Let's have a look at the data we need to rasterize first.

In [None]:

staged_paths = iwp_rasterizer.tiles.get_filenames_from_dir('staged')
print(len(staged_paths), "files to rasterize.")

We can use the `rasterize_vector` method on our `RasterTiler` class object, and pass it the first file in our list of staged files to rasterize just one file.

In [None]:
iwp_rasterizer.rasterize_vector(staged_paths[0])

This went pretty quickly, but with thousands of files, it would still be beneficial to paralleize. Estimate the length of time it would take to process the files in series below:

In [None]:
# estimate duration of rasterization process

## Rasterize in Parallel

Given what you know about the limits of parallelization, discuss in your group whether you think this problem is:

- cpu-bound
- memory-bound
- I/O-bound
- network-bound

How does it compare to the parallelization task from yesterday?

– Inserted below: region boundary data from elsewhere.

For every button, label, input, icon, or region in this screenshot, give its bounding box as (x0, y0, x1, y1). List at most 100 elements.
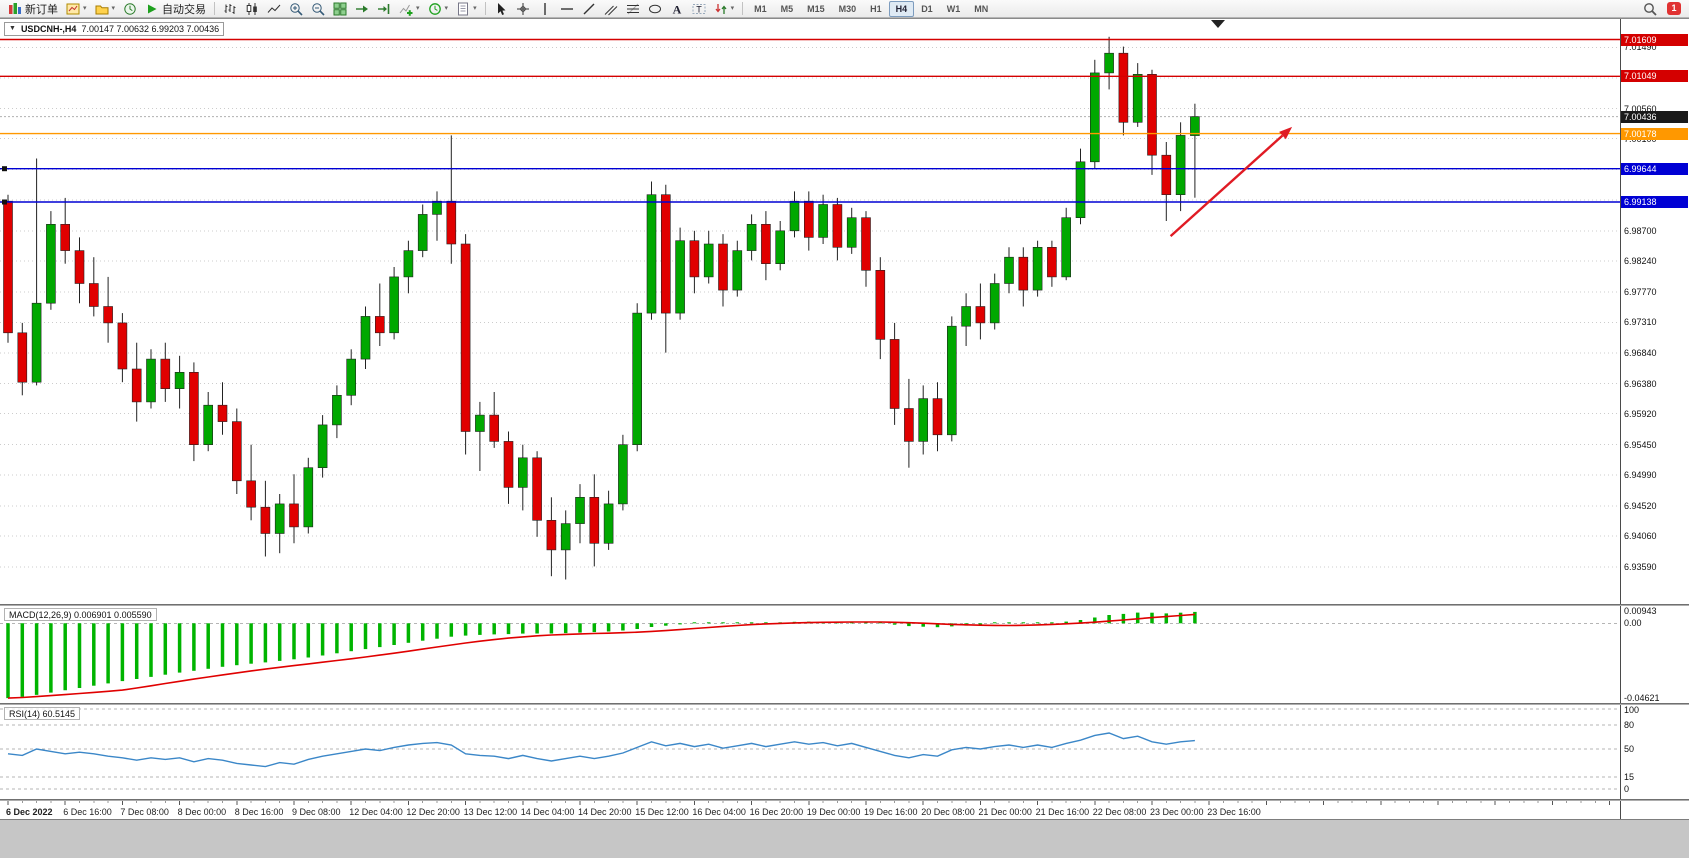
one-click-trading-toggle[interactable]: ▼ (9, 25, 16, 32)
time-axis-label: 12 Dec 04:00 (349, 807, 403, 817)
zoom-in-icon (290, 2, 303, 16)
line-handle[interactable] (2, 199, 7, 205)
time-axis-label: 12 Dec 20:00 (406, 807, 460, 817)
price-tick-label: 7.00560 (1624, 103, 1657, 114)
periods-button[interactable]: ▾ (424, 1, 453, 17)
dropdown-caret-icon: ▾ (111, 4, 116, 12)
price-scale[interactable]: 7.014907.005607.001006.987006.982406.977… (1620, 19, 1688, 604)
chart-shift-marker[interactable] (1211, 20, 1225, 28)
timeframe-W1-button[interactable]: W1 (946, 3, 961, 14)
candlestick-button[interactable] (241, 1, 263, 17)
templates-icon (458, 2, 469, 15)
channel-button[interactable] (600, 1, 622, 17)
price-tick-label: 6.95920 (1624, 408, 1657, 419)
bar-chart-button[interactable] (219, 1, 241, 17)
timeframe-D1-button[interactable]: D1 (921, 3, 933, 14)
time-axis-label: 22 Dec 08:00 (1092, 807, 1147, 817)
price-tick-label: 7.01490 (1624, 42, 1657, 53)
timeframe-M15-button[interactable]: M15 (807, 3, 825, 14)
price-tick-label: 6.97310 (1624, 317, 1657, 328)
line-chart-button[interactable] (263, 1, 285, 17)
price-chart[interactable]: ▼ USDCNH-,H4 7.00147 7.00632 6.99203 7.0… (0, 19, 1620, 604)
search-button[interactable] (1639, 1, 1661, 17)
dropdown-caret-icon: ▾ (416, 4, 420, 12)
time-axis-label: 23 Dec 00:00 (1150, 807, 1204, 817)
shapes-button[interactable] (644, 1, 666, 17)
auto-scroll-button[interactable] (351, 1, 373, 17)
macd-panel: MACD(12,26,9) 0.006901 0.005590 0.00943 0… (0, 606, 1689, 703)
macd-scale[interactable]: 0.00943 0.00 -0.04621 (1620, 606, 1688, 703)
time-axis-label: 14 Dec 04:00 (520, 807, 575, 817)
macd-canvas (0, 611, 1620, 699)
symbol-label: USDCNH-,H4 (20, 24, 77, 34)
time-axis[interactable]: 6 Dec 2022 6 Dec 16:00 7 Dec 08:00 8 Dec 00… (0, 801, 1620, 819)
new-order-icon (9, 2, 21, 14)
timeframe-M5-button[interactable]: M5 (780, 3, 794, 14)
macd-chart[interactable]: MACD(12,26,9) 0.006901 0.005590 (0, 606, 1620, 703)
play-icon (148, 4, 157, 13)
toolbar-separator (484, 2, 486, 15)
macd-tick-label: 0.00943 (1624, 606, 1657, 616)
timeframe-MN-button[interactable]: MN (974, 3, 989, 14)
crosshair-button[interactable] (512, 1, 534, 17)
price-tick-label: 6.98700 (1624, 225, 1657, 236)
panel-divider[interactable] (0, 703, 1689, 705)
notification-badge[interactable]: 1 (1667, 2, 1681, 15)
templates-button[interactable]: ▾ (452, 1, 481, 17)
vertical-line-button[interactable] (534, 1, 556, 17)
horizontal-line-button[interactable] (556, 1, 578, 17)
text-button[interactable]: A (666, 1, 688, 17)
crosshair-icon (516, 2, 529, 15)
auto-scroll-icon (356, 5, 369, 12)
profiles-button[interactable]: ▾ (91, 1, 120, 17)
line-handle[interactable] (2, 166, 7, 172)
price-panel: ▼ USDCNH-,H4 7.00147 7.00632 6.99203 7.0… (0, 19, 1689, 604)
timeframe-H1-button[interactable]: H1 (870, 3, 882, 14)
text-label-button[interactable]: T (688, 1, 710, 17)
time-axis-label: 16 Dec 04:00 (692, 807, 746, 817)
line-chart-icon (267, 4, 281, 13)
tile-windows-button[interactable] (329, 1, 351, 17)
trend-arrow[interactable] (1169, 126, 1293, 237)
search-icon (1644, 2, 1657, 16)
new-order-button-label: 新订单 (25, 3, 58, 16)
time-axis-label: 6 Dec 2022 (6, 807, 53, 817)
panel-divider[interactable] (0, 604, 1689, 606)
new-chart-icon (66, 3, 80, 14)
chart-title: ▼ USDCNH-,H4 7.00147 7.00632 6.99203 7.0… (4, 22, 225, 36)
auto-trading-button[interactable]: 自动交易 (141, 1, 210, 17)
time-axis-label: 7 Dec 08:00 (120, 807, 169, 817)
timeframe-M30-button[interactable]: M30 (838, 3, 857, 14)
cursor-button[interactable] (490, 1, 512, 17)
arrows-icon (715, 3, 727, 14)
rsi-scale[interactable]: 100 80 50 15 0 (1620, 705, 1688, 799)
price-tick-label: 6.94520 (1624, 500, 1657, 511)
time-axis-label: 14 Dec 20:00 (578, 807, 632, 817)
trendline-icon (583, 3, 595, 14)
new-order-button[interactable]: 新订单 (4, 1, 62, 17)
toolbar: 新订单 ▾ ▾ 自动交易 ▾ ▾ ▾ A T ▾ M1 M5 M15 M30 H1 H4 D1 W1 MN 1 (0, 0, 1689, 18)
rsi-chart[interactable]: RSI(14) 60.5145 (0, 705, 1620, 799)
macd-signal-line (7, 613, 1195, 699)
svg-text:A: A (672, 2, 681, 16)
zoom-in-button[interactable] (285, 1, 307, 17)
time-axis-label: 20 Dec 08:00 (921, 807, 975, 817)
fibonacci-icon (626, 3, 639, 14)
market-watch-icon (124, 2, 136, 15)
chart-window: ▼ USDCNH-,H4 7.00147 7.00632 6.99203 7.0… (0, 18, 1689, 819)
fibonacci-button[interactable] (622, 1, 644, 17)
panel-divider[interactable] (0, 799, 1689, 801)
trendline-button[interactable] (578, 1, 600, 17)
rsi-label: RSI(14) 60.5145 (4, 707, 81, 720)
zoom-out-button[interactable] (307, 1, 329, 17)
chart-shift-button[interactable] (373, 1, 395, 17)
timeframe-M1-button[interactable]: M1 (754, 3, 767, 14)
channel-icon (604, 5, 617, 15)
timeframe-H4-button[interactable]: H4 (888, 0, 915, 17)
new-chart-button[interactable]: ▾ (62, 1, 91, 17)
arrows-button[interactable]: ▾ (710, 1, 739, 17)
indicators-button[interactable]: ▾ (395, 1, 424, 17)
time-axis-row: 6 Dec 2022 6 Dec 16:00 7 Dec 08:00 8 Dec 00… (0, 801, 1689, 819)
ohlc-values: 7.00147 7.00632 6.99203 7.00436 (81, 24, 220, 34)
market-watch-button[interactable] (119, 1, 141, 17)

Instead of parallelizing this step over all 2000 files, we will instead process the data in batches of files. Below is a function we can use to make batches of files.

In [None]:
# Because rasterization is relatively quick, we want each parsl "task" to process a batch of tiles.
def make_batch(items, batch_size):
    # Create batches of a given size from a list of items.
    return [items[i:i + batch_size] for i in range(0, len(items), batch_size)]

Use the `make_batch` function to make batches of 10 items each of our staged data (`staged_paths`).

In [None]:
# make batches of 10 files

Now, set up your Parsl executor again, with `max_workers` set at 32.

In [None]:
# Set up Parsl executor


Next, set up your Parsl app to run the `rasterize_vector` method in parallel. Remember that Parsl apps cannot rely on global variables or package imports, so you'll need to make sure to pass the app all of the variables it needs.

In [None]:
# Make a Parsl app that uses the rasterize_vectors method

Now, execute the app in parallel over all of the batches of files you created previously. Don't forget to add a line to shut down the executor.

In [None]:
# Rasterize the batches in parallel

If you set your executor up correctly, this should have finished in around 18 minutes. Check to make sure that you have the same number of GeoTIFF files as we do staged vector tiles.

In [None]:
geotiff_paths = iwp_rasterizer.tiles.get_filenames_from_dir('geotiff')
len(geotiff_paths) == len(staged_paths)


## Bonus

Thinking back to the group project yesterday, how would you test whether this problem is CPU or I/O bound? One option would be to test whether adding more CPU decreases your computation time. Set up a test on a subset of the staged files (the first 500 is fine) and time the process at different `max_workers`. To make sure you don't overload the server, do not exceed 32 workers in your tests.